Our solution for NetTopologySuite 2.0 was to completely redesign coordinate sequences in NetTopologySuite, prioritizing both maximum JTS compatibility and ease of use in the .NET world. CoordinateSequence is now an abstract base class that works as follows:

  1. Subclasses must provide three pieces of information that cannot change throughout the lifetime of an instance:
    • Number of coordinates in the sequence
    • Number of dimensions stored for each coordinate (e.g., 4 for XYZM, 3 for XYZ / XYM, 2 for XY)
    • How many of those dimensions are "measures" (i.e., 1 for XYZM / XYM, 0 for XYZ / XY)
  2. Subclasses must also provide implementations of these methods:
    • Copy() returns a "deep" copy of the sequence with the same coordinate values
      • In this context, a "deep" copy just means that modifications to either sequence should not be publicly visible from the other sequence; a fully immutable sequence, for example, may return the original object instances.
    • GetOrdinate(int index, int ordinateIndex) gets a value
    • SetOrdinate(int index, int ordinateIndex, double value) sets the value
    • index refers to the index of the coordinate in the sequence
    • ordinateIndex refers to the index of the ordinate from 0 to Dimension - 1
  3. Subclasses may override some other virtual methods.
  4. Callers may get / set the value of any ordinate for any coordinate in the sequence by ordinate index (for JTS compatibility), or any of the first 16 spatial dimensions / first 16 measures by Ordinate enum value.
  5. Trying to get the value of an Ordinate that's not stored in the sequence will return NaN, and trying to set the value of an Ordinate that's not stored in the sequence will silently do nothing. Be careful.
  6. Because everything is based on the ordinate index, using the enum value is going to be slower than using the index directly. To help use the faster indexes if you need to make repeated calls in a performance-sensitive context, here are some tips:
    • The ordinateIndex for X is always 0, and for Y it's always 1. The constructor enforces that these two are present in all sequences.
    • bool TryGetOrdinateIndex(Ordinate ordinate, out int ordinateIndex) will give you the index of the requested ordinate, or return false if the requested ordinate is absent from the sequence.
    • int ZOrdinateIndex { get; } will give the index of the Z ordinate, or -1 if the sequence has only two spatial dimensions.
    • int MOrdinateIndex { get; } will give the index of the M ordinate, or -1 if the sequence has no measures.

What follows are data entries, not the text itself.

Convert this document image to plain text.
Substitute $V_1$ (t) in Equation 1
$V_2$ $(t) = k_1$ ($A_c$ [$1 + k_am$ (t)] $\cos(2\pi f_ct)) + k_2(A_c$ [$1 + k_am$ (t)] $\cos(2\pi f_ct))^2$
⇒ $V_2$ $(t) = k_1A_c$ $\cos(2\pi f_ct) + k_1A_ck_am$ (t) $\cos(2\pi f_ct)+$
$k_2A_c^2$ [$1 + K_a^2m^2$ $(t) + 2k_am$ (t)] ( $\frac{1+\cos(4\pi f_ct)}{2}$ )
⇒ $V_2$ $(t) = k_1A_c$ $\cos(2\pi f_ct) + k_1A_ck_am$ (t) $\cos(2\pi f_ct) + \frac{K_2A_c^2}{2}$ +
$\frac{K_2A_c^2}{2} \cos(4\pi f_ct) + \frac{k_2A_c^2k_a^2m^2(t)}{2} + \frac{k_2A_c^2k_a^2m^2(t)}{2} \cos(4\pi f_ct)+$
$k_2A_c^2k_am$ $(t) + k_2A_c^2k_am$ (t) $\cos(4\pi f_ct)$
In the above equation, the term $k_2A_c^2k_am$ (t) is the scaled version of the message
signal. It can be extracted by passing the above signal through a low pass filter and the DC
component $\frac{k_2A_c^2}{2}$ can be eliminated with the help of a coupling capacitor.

The main limitation here comes from the JTS compatibility requirement: in order for a CoordinateSequence instance to contain a value for, e.g., the 6th spatial dimension and the 4th measure, it will also be considered to contain values for spatial dimensions 1-5 and measures 1-3.

NetTopologySuite.Features

The dependent package NetTopologySuite.Features also had some breaking changes to simplify things:

  1. This package no longer supplies types to model the CRS part of the pre-IETF GeoJSON specification.
  2. This package no longer provides an extension method to get an optional "id" attribute value.
    • GetOptionalId is back in 2.1.0, slightly modified to check for an interface to make this more reliable.
  3. FeatureCollection now is a collection of features (in earlier versions, it had a collection of features).
  4. IAttributesTable.AddAttribute is now spelled IAttributesTable.Add.
  5. IAttributesTable now has a GetOptionalValue(string) method to retrieve the value of an attribute if it's present, or null if the attribute is not present, in one call instead of two.
  6. AttributesTable is now backed by a Dictionary<string, object> instead of allowing any IDictionary<string, object>.
    • If you have a Dictionary<string, object>, then that instance may still be injected as-is.